Judge releases grand jury reports, transcripts
In a tense hearing Friday, a Las Vegas judge officially released a Carson City grand jury report he had previously sealed.
Judge Mark Gibbons ordered a revised grand jury report and transcripts officially released to the public because the information already had been published by the Nevada Appeal.
The judge also freed grand jurors, public officials and others involved in the process to speak publicly about the case.
District Attorney Noel Waters, Sheriff Rod Banister and justices of the peace Robey Willis and John Tatro requested Gibbons make a public statement on why he had sealed the report from the grand jury.
Waters said the group of elected officials “isn’t whiny,” but said a statement from Gibbons as to the inadequacy of the proceedings would pull more weight in the public eye than their comments.
Gibbons, saying he would still consider making a formal statement, added that he considered editing the report to delete personal references to public officials but opted to seal the report instead. He said officials were doing the “best job they can” and many of the statements in the report in relation to the officials were “political sour grapes.”
“We can all improve our offices,” he said.
In dialogue that often turned contentious, Waters argued the grand jury proceedings “were not grounded in procedures” and there were “serious, substantive errors made in these hearings.”
Waters called special prosecutor Terri Roeser “overzealous” and said she provided jurors only a “one-sided presentation of evidence” against those under grand jury scrutiny.

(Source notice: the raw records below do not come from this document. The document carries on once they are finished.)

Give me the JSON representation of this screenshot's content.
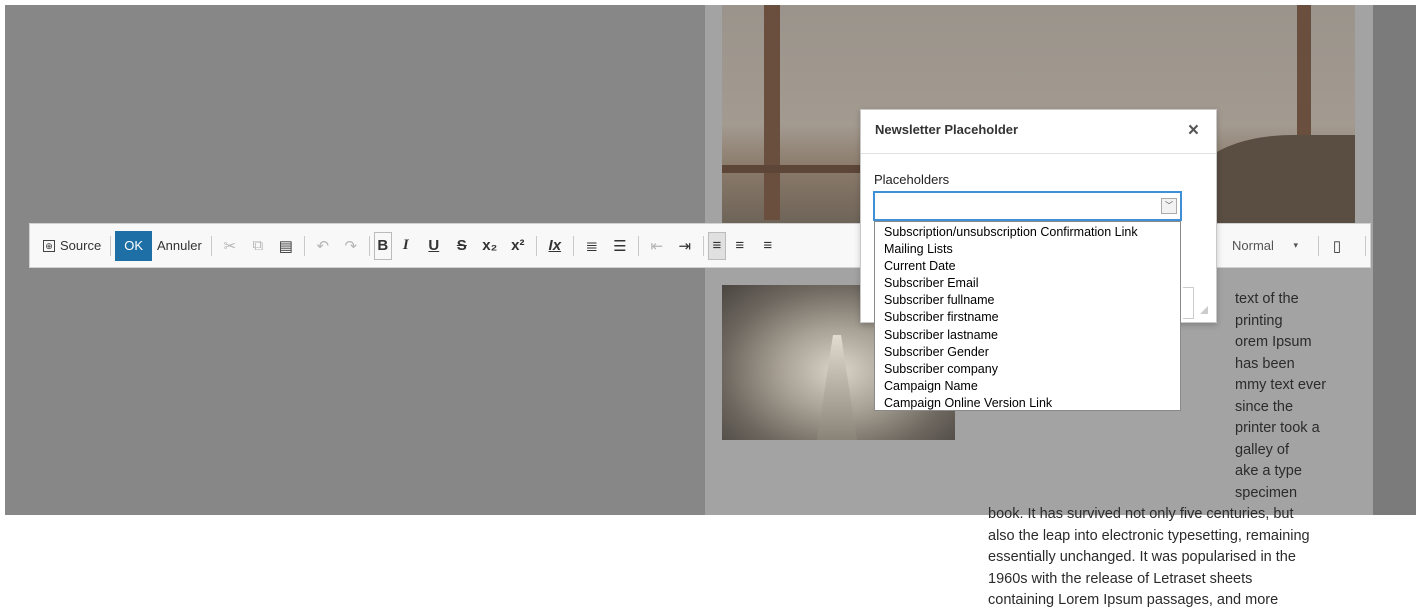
{
  "toolbar": {
    "source_label": "Source",
    "ok_label": "OK",
    "cancel_label": "Annuler",
    "format_value": "Normal"
  },
  "dialog": {
    "title": "Newsletter Placeholder",
    "close_glyph": "×",
    "field_label": "Placeholders",
    "select_value": "",
    "options": [
      "Subscription/unsubscription Confirmation Link",
      "Mailing Lists",
      "Current Date",
      "Subscriber Email",
      "Subscriber fullname",
      "Subscriber firstname",
      "Subscriber lastname",
      "Subscriber Gender",
      "Subscriber company",
      "Campaign Name",
      "Campaign Online Version Link"
    ]
  },
  "paragraph": {
    "lines": [
      "text of the printing",
      "orem Ipsum has been",
      "mmy text ever since the",
      "printer took a galley of",
      "ake a type specimen",
      "book. It has survived not only five centuries, but",
      "also the leap into electronic typesetting, remaining",
      "essentially unchanged. It was popularised in the",
      "1960s with the release of Letraset sheets",
      "containing Lorem Ipsum passages, and more"
    ]
  }
}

Banister dubbed the grand jury’s proceedings “one of the most hostile environments I’ve been in.” Tatro and Willis took exception to a line from the jury’s report that judges need more training. While Tatro was not involved in the case that prompted the grand jury’s investigation, he argued he and Willis were unfairly painted as untrained.
“When the Nevada Appeal took that illegally acquired report and put it on the front page of the paper, the damage was done to me and my colleagues,” Tatro said. “(Jurors) don’t know about my training. They never asked me. What does that say for the rest of the report?”
With her arms folded and lips pursed, Roeser disputed criticism that she failed to follow Nevada law in conducting the grand jury. “I don’t feel like I need to apologize to this court, the grand jurors, or this community,” she said.
Waters and Roeser spent much of the hearing throwing allegations of misconduct and misunderstanding back and forth from table to table.
Grand jury foreman Monte Fast said he was pleased that the jury’s report was officially released. He said the hearing allowed the city’s elected officials to “have their day in court.”
“They didn’t get to say those things to us as a grand jury,” Fast said. The report release “adds a new, and I hope it’s a final, dimension to this.”
The grand jury was empaneled March 13, 2001, after businessman Ron Weddell filed a petition claiming collusion between the Carson City Sheriff’s Department and District Attorney’s Office following his arrest in 1997 for an attempted citizen’s arrest.
A version of the report released Friday was published earlier this month by the Nevada Appeal, which received it from an anonymous source.
Gibbons asked each of the attorneys and justices if they were the source of the leak to the newspaper, and all denied they had released the report.
“I can only surmise who did it,” Willis said.
At that point, attorney Day Williams stood and complained to the judge, “Robey looked over here when he said that.”
The Appeal last year published transcripts, which were unsealed Friday as well, of grand jury testimony.
On June 21, 2001, three indictments came out of the three-month grand jury investigation, which cost taxpayers $70,000.
All charges stemming from those indictments were dismissed initially, although one was recently reinstated by the Nevada Supreme Court.
Gibbons, chief justice of the Eighth Judicial District Court in Clark County who said he recently purchased a house in Carson City, was appointed by the Nevada Supreme Court to handle the grand jury proceedings after Carson City judges Michael Griffin and Bill Maddox recused themselves from the case.